Sunday, January 28, 2007

The Simplicity of Grace

I had a conversation with a friend tonight. A friend who I am convinced is one of the best and very dearest friends that God could ever bless me with. I'm so thankful for the way she shapes and refines me and tonight was no different.

We decided to be real with each other tonight. I know that might sound silly for me to say about such a close friend, but it's so easy to wear masks even with the ones that know us the best. I hate that about relationships. I hate that we tend to cover up things from the ones that would love us no matter what we uncovered, and in fact, probably love us even more. So anyways, we were talking about life and the things we struggle with. She said some things that I've been feeling lately, and she said some things that hit me hard. I apologize ahead of time if this gets long...I've got a lot to say tonight

Don't you hate it when you feel so far from God that you can't even remember how to get back to Him? I've felt that way so many times in my life. I hate the roller coaster of faith that I sometimes live, and I hate that I'm so inconsistent. I love the mountain top experiences, but I hate the valleys in between. I hate being in the valley, wondering how I fell from my high, but being unable to remember how to get back there. I felt this way towards the end of last semester. Life was busy and out of control and I just felt lost. I felt so far from God. I wasn't praying, I wasn't reading my Bible, and I was lost. Deep down, I knew that all I had to do was just whisper to God that I was ready to come home. That's it. It's that simple. But it always takes me so long to realize that. So often when I reach these points in my life, I tend to believe that I've got to have this eloquent, well-thought out, well-written prayer in order to get back in the good graces of God. What a lie that Satan has led me to believe! I hate that I, and I think many Christians today, tend to make grace such a complicated issue. Grace is amazing, but it's not meant to be so complex. I believe that when we get down to the heart of the gospel, it's meant to be something so simple. Jesus' blood saves us...end of story. All God asks is that we seek Him. He doesn't ask us to have it all together, all the time. He doesn't ask us to have the right words when we've failed or the right prayer asking for forgiveness. He just asks us to be his, even when we're not sure where to start. I am so thankful for that. I am thankful that He is a God who is willing to meet us right where we're at.

I opened up Itunes to listen to some music after I finished talking with my friend, and for those of you who know me well, you know that one of my little quirks is listening to my music on random. So I hit the shuffle button, skipped through some random Destiny's Child and N'Sync from my high school days, and the first song that appealed to me was Hallelujah, Your love is Amazing by Phillips, Craig, and Dean. This is what I heard....

Your love is amazing, steady and unchanging.
Your love is a mountain firm beneath my feet.
Your love is a mystery of how you gently lift me,
When I am surrounded your love carries me.

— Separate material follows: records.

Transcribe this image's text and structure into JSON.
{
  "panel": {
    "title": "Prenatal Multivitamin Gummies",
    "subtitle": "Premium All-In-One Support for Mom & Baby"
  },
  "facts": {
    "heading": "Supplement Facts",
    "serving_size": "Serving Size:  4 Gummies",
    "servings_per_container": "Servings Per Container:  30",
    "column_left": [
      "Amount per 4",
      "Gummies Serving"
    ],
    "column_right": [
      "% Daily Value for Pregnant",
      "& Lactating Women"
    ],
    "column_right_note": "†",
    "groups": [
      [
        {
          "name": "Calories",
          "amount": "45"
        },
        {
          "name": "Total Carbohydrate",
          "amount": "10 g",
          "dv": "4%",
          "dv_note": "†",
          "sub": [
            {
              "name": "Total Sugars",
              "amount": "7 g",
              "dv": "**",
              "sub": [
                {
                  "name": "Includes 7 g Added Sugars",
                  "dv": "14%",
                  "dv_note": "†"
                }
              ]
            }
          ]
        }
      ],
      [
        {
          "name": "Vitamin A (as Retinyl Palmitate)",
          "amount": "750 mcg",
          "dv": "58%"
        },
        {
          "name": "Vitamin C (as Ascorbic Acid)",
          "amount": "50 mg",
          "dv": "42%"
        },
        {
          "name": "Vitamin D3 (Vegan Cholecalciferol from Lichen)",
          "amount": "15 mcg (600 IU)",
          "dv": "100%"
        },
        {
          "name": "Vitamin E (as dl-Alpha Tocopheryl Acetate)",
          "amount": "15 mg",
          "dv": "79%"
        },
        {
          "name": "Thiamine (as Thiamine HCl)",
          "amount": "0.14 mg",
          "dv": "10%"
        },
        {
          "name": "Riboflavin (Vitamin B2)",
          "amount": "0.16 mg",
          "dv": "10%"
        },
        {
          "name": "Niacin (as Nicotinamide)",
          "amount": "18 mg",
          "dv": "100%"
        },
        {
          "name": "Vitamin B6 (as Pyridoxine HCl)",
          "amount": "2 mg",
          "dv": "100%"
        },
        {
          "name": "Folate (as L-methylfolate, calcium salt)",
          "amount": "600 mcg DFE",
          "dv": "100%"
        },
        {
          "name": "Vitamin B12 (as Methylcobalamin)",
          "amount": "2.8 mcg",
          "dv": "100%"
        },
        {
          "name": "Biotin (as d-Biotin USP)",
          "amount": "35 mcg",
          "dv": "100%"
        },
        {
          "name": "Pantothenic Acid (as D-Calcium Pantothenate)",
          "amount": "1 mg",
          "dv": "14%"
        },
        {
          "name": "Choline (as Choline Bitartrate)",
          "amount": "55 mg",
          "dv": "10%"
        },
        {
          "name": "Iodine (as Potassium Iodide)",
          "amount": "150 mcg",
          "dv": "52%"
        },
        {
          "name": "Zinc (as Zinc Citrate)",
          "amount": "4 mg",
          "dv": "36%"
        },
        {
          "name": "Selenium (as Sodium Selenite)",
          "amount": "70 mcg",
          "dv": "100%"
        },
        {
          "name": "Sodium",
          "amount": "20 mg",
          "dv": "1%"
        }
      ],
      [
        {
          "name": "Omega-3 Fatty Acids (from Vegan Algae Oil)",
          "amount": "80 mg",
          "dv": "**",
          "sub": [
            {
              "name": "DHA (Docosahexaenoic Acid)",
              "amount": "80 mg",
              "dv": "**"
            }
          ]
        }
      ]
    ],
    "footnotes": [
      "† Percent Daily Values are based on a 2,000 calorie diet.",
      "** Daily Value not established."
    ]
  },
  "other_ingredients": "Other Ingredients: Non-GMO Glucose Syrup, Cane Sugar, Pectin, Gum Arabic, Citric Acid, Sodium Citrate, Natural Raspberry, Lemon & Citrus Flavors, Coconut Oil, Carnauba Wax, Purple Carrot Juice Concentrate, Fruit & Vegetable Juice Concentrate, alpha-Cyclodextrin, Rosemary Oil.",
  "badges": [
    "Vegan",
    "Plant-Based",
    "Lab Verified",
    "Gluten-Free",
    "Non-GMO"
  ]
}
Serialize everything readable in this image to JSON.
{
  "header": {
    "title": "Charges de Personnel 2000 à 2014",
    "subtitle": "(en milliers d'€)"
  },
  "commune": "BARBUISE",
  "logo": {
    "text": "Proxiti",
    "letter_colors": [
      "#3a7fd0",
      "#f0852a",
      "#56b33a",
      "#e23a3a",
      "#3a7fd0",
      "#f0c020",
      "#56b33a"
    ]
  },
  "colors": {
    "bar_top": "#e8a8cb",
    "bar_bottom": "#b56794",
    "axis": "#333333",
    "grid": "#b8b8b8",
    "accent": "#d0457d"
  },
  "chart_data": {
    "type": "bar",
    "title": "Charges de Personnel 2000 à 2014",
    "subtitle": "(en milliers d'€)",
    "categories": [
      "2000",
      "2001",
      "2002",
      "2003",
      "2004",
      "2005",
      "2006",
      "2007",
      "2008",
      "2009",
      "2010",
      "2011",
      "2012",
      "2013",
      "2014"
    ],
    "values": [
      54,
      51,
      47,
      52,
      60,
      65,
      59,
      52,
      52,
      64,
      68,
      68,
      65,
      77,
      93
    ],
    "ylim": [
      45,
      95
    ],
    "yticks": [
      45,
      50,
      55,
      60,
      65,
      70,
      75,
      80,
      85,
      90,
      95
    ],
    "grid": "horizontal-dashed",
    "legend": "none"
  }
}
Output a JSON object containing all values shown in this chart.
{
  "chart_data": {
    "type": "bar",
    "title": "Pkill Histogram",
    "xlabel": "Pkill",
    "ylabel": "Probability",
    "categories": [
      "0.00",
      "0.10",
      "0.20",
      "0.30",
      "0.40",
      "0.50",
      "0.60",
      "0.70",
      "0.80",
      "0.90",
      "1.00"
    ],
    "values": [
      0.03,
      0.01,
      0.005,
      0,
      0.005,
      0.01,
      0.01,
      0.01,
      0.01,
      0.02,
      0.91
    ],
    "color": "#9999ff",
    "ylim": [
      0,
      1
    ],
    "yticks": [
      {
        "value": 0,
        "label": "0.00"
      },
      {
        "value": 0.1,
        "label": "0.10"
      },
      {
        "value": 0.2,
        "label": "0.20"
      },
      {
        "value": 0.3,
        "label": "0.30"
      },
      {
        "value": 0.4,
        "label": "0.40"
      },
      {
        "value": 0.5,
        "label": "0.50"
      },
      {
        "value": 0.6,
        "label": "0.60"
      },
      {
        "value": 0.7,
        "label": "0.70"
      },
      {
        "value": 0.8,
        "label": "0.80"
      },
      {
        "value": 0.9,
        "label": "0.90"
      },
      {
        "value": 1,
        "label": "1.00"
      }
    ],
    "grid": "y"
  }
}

Instead of getting so caught up in the roller coaster that we sometimes call faith, why don't we just try to consistently grow. God's love and his grace are a mystery to me, but maybe that's ok. Just maybe it's ok that I don't completely understand this grace thing. All I know is that it's amazing, and I want to let it be simple. I'm sick of living from mountain top experience to mountain top experience. I'm ready to just seek Him every day, and let him be the mountain firm beneath my feet.

3 comments:

desaraejean said...

jenna asked me today if i had read your blog recently. this started a 10 minute search on the web, and ended with one very encouraged (and hungry for some reason) girl. thanks for being the source of my encouragement today bets. seriously, i'm glad we're finally friends :) i love you buddy

Desiree said...

Wow-Betsy that is so amazing. I loved every word-can I quote you on my blog? I'm going back to read it again-I needed this.

Dave said...

Welcome to my world! Up and down, like a yo-yo. Guilt and grace. Thank God His grace is greater than any of my guilt.